When Social Darwinism found Africa ...
Well, the Social Darwinists did not find Africa as it was. But they sure found the Africa they were looking for.
In his Telegraph review (August 16, 2010) of David Olusoga and Casper W Erichsen's The Kaiser's Holocaust: Germany's Forgotten Genocide and the Colonial Roots of Nazism, "an impressively researched account of the killing fields of Namibia," Ian Thomson admits he is "chilled":
Hitler’s murder of Jews and Slavs was, the authors concede, “unique” in its scale and industry, yet they manage to find many connections between the Nazis’ murderous social Darwinism and the Kaiser’s barbarism in Namibia. Hermann Göring's father, Dr Heinrich Ernst Göring, served as the first Commissioner of German South West Africa, orchestrating that barbarity, before becoming the Kaiser’s ambassador to Haiti in 1893. The notorious brown shirts worn by the Nazi storm troopers had originally served as uniforms in Namibia.
[ ... ]
A great deal of the book is devoted to the social Darwinists and eugenicists in late-19th-century Germany who helped to create new values of totalitarian dominance. Darwin’s On the Origin of Species, with its brutally materialist account of nature as bleak survivalism, was made to serve as justification for the extermination of Namibian tribes and, later, for Hitler’s biological anti-Semitism. In a racist age, nature was seen as a competitive market place, where black people were born to be mastered and the fittest survived. Armed with callipers and craniometry charts, the Kaiser’s race engineers were keen to measure the severed heads of Nama tribesmen: handle-shaped ears, prehensile feet and other “apish” stigmata were considered telltale atavisms. Civilisation, according to these pseudo-scientists, depended on the separation of races, not on their harmonious integration.

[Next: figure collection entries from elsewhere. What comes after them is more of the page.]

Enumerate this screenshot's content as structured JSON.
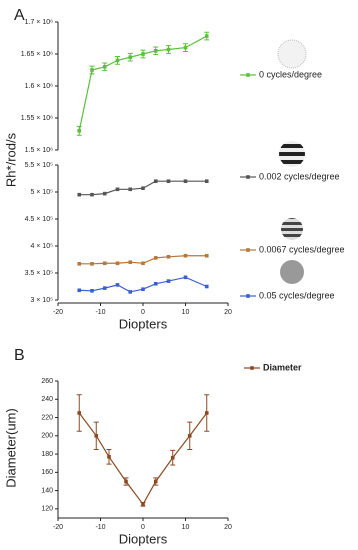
{
  "chart_data": [
    {
      "type": "line",
      "panel_label": "A",
      "x_label": "Diopters",
      "y_label": "Rh*/rod/s",
      "xlim": [
        -20,
        20
      ],
      "xticks": [
        -20,
        -10,
        0,
        10,
        20
      ],
      "x": [
        -15,
        -12,
        -9,
        -6,
        -3,
        0,
        3,
        6,
        10,
        15
      ],
      "y_segments": [
        {
          "ylim": [
            300000,
            550000
          ],
          "yticks": [
            {
              "value": 300000,
              "label": "3 × 10⁵"
            },
            {
              "value": 350000,
              "label": "3.5 × 10⁵"
            },
            {
              "value": 400000,
              "label": "4 × 10⁵"
            },
            {
              "value": 450000,
              "label": "4.5 × 10⁵"
            },
            {
              "value": 500000,
              "label": "5 × 10⁵"
            },
            {
              "value": 550000,
              "label": "5.5 × 10⁵"
            }
          ]
        },
        {
          "ylim": [
            1500000,
            1700000
          ],
          "yticks": [
            {
              "value": 1500000,
              "label": "1.5 × 10⁶"
            },
            {
              "value": 1550000,
              "label": "1.55 × 10⁶"
            },
            {
              "value": 1600000,
              "label": "1.6 × 10⁶"
            },
            {
              "value": 1650000,
              "label": "1.65 × 10⁶"
            },
            {
              "value": 1700000,
              "label": "1.7 × 10⁶"
            }
          ]
        }
      ],
      "series": [
        {
          "name": "0  cycles/degree",
          "color": "#5cbf3c",
          "segment": 1,
          "values": [
            1530000,
            1625000,
            1630000,
            1640000,
            1645000,
            1650000,
            1655000,
            1657000,
            1660000,
            1678000
          ],
          "errors": [
            7000,
            6000,
            6000,
            6000,
            6000,
            6000,
            6000,
            6000,
            6000,
            6000
          ]
        },
        {
          "name": "0.002 cycles/degree",
          "color": "#555555",
          "segment": 0,
          "values": [
            495000,
            495000,
            497000,
            505000,
            505000,
            507000,
            520000,
            520000,
            520000,
            520000
          ]
        },
        {
          "name": "0.0067 cycles/degree",
          "color": "#b5773b",
          "segment": 0,
          "values": [
            367000,
            367000,
            368000,
            368000,
            370000,
            368000,
            378000,
            380000,
            382000,
            382000
          ]
        },
        {
          "name": "0.05 cycles/degree",
          "color": "#3b5fd1",
          "segment": 0,
          "values": [
            318000,
            317000,
            322000,
            328000,
            315000,
            320000,
            330000,
            335000,
            342000,
            325000
          ]
        }
      ]
    },
    {
      "type": "line",
      "panel_label": "B",
      "x_label": "Diopters",
      "y_label": "Diameter(um)",
      "xlim": [
        -20,
        20
      ],
      "xticks": [
        -20,
        -10,
        0,
        10,
        20
      ],
      "ylim": [
        110,
        260
      ],
      "yticks": [
        120,
        140,
        160,
        180,
        200,
        220,
        240,
        260
      ],
      "x": [
        -15,
        -11,
        -8,
        -4,
        0,
        3,
        7,
        11,
        15
      ],
      "series": [
        {
          "name": "Diameter",
          "color": "#8b4a22",
          "values": [
            225,
            200,
            177,
            150,
            125,
            150,
            176,
            200,
            225
          ],
          "errors": [
            20,
            15,
            8,
            4,
            2,
            4,
            8,
            15,
            20
          ]
        }
      ]
    }
  ]
}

Read more here. It's nice to see that Richard Weikart has some company in carefully researching the social Darwinist roots of Nazism and other fascisms.
To those Darwinists who yawn, “Why can’t people forget this?,” I am afraid the answer is, we never really remembered it until recently. Whitewash wears off eventually, you know. It's better just to acknowledge the role popular Darwinism played in the bloody utopias of the twentieth century. Many churches have learned this in recent decades, with respect to their own sins.